Il decostruzionismo statunitense. − Risale alla metà degli anni Sessanta (1966, anno del convegno organizzato dalla Johns Hopkins University su The languages of criticism and the science of man, con interventi, tra gli altri, di G. Poulet, L. Goldmann, T. Todorov, R. Barthes, J. Lacan, J. Derrida, N. Ruwet) l'interesse più marcato della critica statunitense verso le posizioni teoriche di Derrida e di altri esponenti del post-strutturalismo europeo, soprattutto francese, che dà vita, nell'ambito della critica letteraria, alla cosiddetta ''scuola di Yale'' o Yale Critics: un gruppo di docenti − P. de Man, G. H. Hartman, J. H. Miller, H. Bloom − presenti in quegli anni a Yale, generalmente accomunati nell'indirizzo decostruzionistico pur provenendo da esperienze culturali diverse ed esprimendo istanze metodologiche assai differenziate.

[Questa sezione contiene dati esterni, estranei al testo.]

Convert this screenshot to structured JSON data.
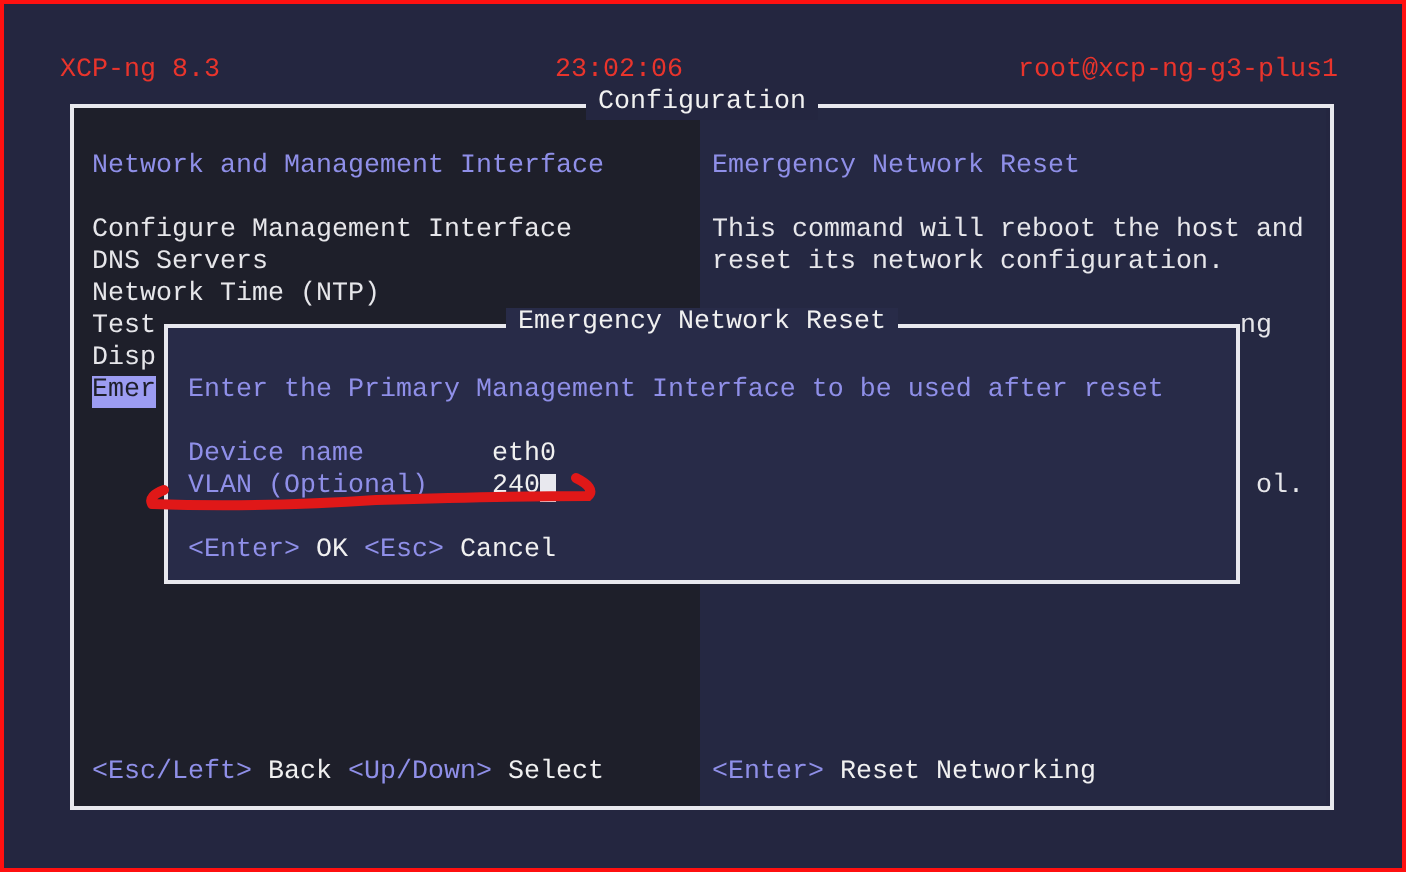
{
  "header": {
    "product": "XCP-ng 8.3",
    "clock": "23:02:06",
    "user_host": "root@xcp-ng-g3-plus1"
  },
  "panel": {
    "title": "Configuration"
  },
  "menu": {
    "heading": "Network and Management Interface",
    "items": [
      {
        "label": "Configure Management Interface",
        "selected": false
      },
      {
        "label": "DNS Servers",
        "selected": false
      },
      {
        "label": "Network Time (NTP)",
        "selected": false
      },
      {
        "label": "Test",
        "selected": false
      },
      {
        "label": "Disp",
        "selected": false
      },
      {
        "label": "Emer",
        "selected": true
      }
    ],
    "hints": [
      {
        "key": "<Esc/Left>",
        "action": "Back"
      },
      {
        "key": "<Up/Down>",
        "action": "Select"
      }
    ]
  },
  "detail": {
    "heading": "Emergency Network Reset",
    "description": [
      "This command will reboot the host and",
      "reset its network configuration."
    ],
    "fragments": [
      "ng",
      "ol."
    ],
    "hints": [
      {
        "key": "<Enter>",
        "action": "Reset Networking"
      }
    ]
  },
  "dialog": {
    "title": "Emergency Network Reset",
    "prompt": "Enter the Primary Management Interface to be used after reset",
    "fields": [
      {
        "label": "Device name",
        "value": "eth0",
        "focused": false
      },
      {
        "label": "VLAN (Optional)",
        "value": "240",
        "focused": true
      }
    ],
    "hints": [
      {
        "key": "<Enter>",
        "action": "OK"
      },
      {
        "key": "<Esc>",
        "action": "Cancel"
      }
    ]
  }
}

Il quadro di riferimento entro cui si colloca la multiforme esperienza decostruzionistica nel mondo accademico statunitense degli anni Settanta e dei primi anni Ottanta è costituito da un lato dal distacco se non dall'aperta polemica contro il New Criticism degli anni Venti e Trenta (J. C. Ransom, A. Tate, C. Brooks, R. P. Warren, W. K. Wimsatt), il cui influsso perdura negli USA fino agli anni Cinquanta, dall'altro da una dichiarata insoddisfazione nei confronti del formalismo critico di ispirazione strutturalistica. In linea di massima, la messa in discussione delle teorie e metodologie della critica letteraria, dal formalismo allo strutturalismo, dai new critics alla fenomenologia e alla critica simbolica e archetipica, contrassegna il d. statunitense, in sintonia o in dialogo anche polemico con le tesi derridiane che ne costituiscono comunque il punto d'avvio, comportando, sul versante più propriamente critico, una massiccia rivalutazione del Romanticismo e della letteratura romantica angloamericana.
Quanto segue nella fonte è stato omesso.